Partial agonists: bind to the target and activate them but produce a response that is less than that which we would expect from a full agonist
Antagonists:** have affinity for the receptor and bind to it but have no efficacy
Antagonists
Competitive: drugs that bind to the chemical target and prevent
activation by the normal target agent. e.g. naloxone at Mu opioid receptor
Non-competitive: drugs that do not necessarily bind to the chemical target but at some other point in the chain of events to block target activation. e.g. ketamine at NMDA receptors
Irreversible: drug binds to the receptor so strongly that it permanently deactivates the receptor. e.g. aspirin at COX
Chemical: the agonist and the antagonist bind together rather than
either binding to a receptor. The agonist is thus, deactivated. Ca + doxycycline
Physiological: bind to a different receptor for another physiological action that counteracts the first drug.

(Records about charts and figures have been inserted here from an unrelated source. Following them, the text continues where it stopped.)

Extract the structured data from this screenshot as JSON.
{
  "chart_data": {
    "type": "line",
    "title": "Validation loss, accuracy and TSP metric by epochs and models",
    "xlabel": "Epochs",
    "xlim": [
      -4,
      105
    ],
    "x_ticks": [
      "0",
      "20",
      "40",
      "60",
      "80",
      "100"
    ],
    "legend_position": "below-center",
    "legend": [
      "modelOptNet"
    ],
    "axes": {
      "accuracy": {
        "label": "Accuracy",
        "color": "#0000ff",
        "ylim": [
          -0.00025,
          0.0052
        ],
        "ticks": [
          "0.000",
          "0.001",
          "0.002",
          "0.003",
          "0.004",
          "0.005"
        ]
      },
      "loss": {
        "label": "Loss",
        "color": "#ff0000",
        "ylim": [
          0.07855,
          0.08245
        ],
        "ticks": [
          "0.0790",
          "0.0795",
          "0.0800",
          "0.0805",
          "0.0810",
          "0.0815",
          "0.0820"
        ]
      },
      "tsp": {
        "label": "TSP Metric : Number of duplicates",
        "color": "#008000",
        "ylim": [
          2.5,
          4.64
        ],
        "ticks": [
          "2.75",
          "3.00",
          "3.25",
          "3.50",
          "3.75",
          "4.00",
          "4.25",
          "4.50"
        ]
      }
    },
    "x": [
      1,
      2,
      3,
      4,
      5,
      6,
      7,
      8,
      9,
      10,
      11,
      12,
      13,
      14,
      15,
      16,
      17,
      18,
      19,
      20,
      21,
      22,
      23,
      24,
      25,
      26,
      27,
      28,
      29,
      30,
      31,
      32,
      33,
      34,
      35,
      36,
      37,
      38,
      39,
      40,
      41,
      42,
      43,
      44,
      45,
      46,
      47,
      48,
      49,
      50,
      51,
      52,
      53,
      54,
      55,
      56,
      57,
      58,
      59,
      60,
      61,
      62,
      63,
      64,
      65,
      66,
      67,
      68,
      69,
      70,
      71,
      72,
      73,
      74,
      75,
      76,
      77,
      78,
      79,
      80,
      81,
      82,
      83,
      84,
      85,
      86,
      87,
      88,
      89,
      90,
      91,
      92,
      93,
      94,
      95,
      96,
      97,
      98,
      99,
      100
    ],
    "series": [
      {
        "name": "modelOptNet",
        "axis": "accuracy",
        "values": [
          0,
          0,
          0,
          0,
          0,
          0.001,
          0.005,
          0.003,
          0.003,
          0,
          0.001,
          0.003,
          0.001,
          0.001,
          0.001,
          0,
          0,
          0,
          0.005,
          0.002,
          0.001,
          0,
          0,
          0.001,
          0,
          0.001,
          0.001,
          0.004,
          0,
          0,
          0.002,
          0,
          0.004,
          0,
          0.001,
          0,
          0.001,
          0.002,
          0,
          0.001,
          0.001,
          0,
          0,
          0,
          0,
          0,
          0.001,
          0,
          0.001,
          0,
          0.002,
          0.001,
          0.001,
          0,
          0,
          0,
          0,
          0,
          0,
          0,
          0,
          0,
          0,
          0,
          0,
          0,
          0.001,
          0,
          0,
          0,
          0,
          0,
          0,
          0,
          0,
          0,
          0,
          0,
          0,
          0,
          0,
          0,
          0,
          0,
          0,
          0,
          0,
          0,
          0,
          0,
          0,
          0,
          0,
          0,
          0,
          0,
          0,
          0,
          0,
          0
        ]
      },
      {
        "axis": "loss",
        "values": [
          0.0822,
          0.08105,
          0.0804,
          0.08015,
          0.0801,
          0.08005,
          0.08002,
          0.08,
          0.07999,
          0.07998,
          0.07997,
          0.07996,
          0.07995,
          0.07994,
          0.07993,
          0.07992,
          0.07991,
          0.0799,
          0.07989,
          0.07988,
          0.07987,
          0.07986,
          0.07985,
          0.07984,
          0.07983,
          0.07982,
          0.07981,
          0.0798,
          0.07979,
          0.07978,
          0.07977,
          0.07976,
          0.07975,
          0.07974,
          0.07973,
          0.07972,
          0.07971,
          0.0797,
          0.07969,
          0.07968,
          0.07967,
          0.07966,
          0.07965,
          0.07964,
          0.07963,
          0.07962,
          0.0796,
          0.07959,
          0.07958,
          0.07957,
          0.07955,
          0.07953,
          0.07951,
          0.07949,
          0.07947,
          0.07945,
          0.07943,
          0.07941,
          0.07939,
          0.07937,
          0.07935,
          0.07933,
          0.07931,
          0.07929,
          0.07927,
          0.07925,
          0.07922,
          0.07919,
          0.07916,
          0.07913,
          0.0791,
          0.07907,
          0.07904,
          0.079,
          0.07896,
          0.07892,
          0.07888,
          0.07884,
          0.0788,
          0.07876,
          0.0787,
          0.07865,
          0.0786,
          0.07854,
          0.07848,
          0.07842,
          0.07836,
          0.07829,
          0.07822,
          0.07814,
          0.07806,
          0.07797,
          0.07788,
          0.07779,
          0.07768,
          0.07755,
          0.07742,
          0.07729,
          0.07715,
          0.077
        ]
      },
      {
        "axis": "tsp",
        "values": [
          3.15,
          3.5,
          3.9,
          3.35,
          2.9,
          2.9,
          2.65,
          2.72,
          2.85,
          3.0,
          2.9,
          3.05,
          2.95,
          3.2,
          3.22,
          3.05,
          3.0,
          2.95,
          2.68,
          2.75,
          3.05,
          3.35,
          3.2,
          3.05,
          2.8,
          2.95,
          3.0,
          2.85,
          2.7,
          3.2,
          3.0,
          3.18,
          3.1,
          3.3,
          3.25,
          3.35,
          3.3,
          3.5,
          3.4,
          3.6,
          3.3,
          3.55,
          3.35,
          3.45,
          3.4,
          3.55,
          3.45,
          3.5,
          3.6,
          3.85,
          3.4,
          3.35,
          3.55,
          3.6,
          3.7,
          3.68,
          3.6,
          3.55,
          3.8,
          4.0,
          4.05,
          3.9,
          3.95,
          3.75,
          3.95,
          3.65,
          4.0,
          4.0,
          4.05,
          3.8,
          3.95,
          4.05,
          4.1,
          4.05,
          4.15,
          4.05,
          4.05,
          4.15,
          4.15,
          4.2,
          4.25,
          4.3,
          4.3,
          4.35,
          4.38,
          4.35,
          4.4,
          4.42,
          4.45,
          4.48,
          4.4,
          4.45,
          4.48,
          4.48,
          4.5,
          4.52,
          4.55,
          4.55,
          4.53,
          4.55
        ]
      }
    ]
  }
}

e.g. histamine binds to H1 & H2 receptors and causes vasodilation; adrenaline binds to α1 adrenergic receptors in vessels resulting in vasoconstriction.
Other terms
Efficacy: maximal response a drug produces determines its efficacy
Potency: if two drugs produce the same response but one does this at a lower dose it has greater potency
Up regulation: if deprived of stimulation by an agonist the number of receptors increases
Down regulation: continuous exposure to an agonist causes the number of receptors to decrease
* Specificity- Ability of a drug to combine with a particular type of receptor
* Affinity-The closeness of the fit between the drug & receptor.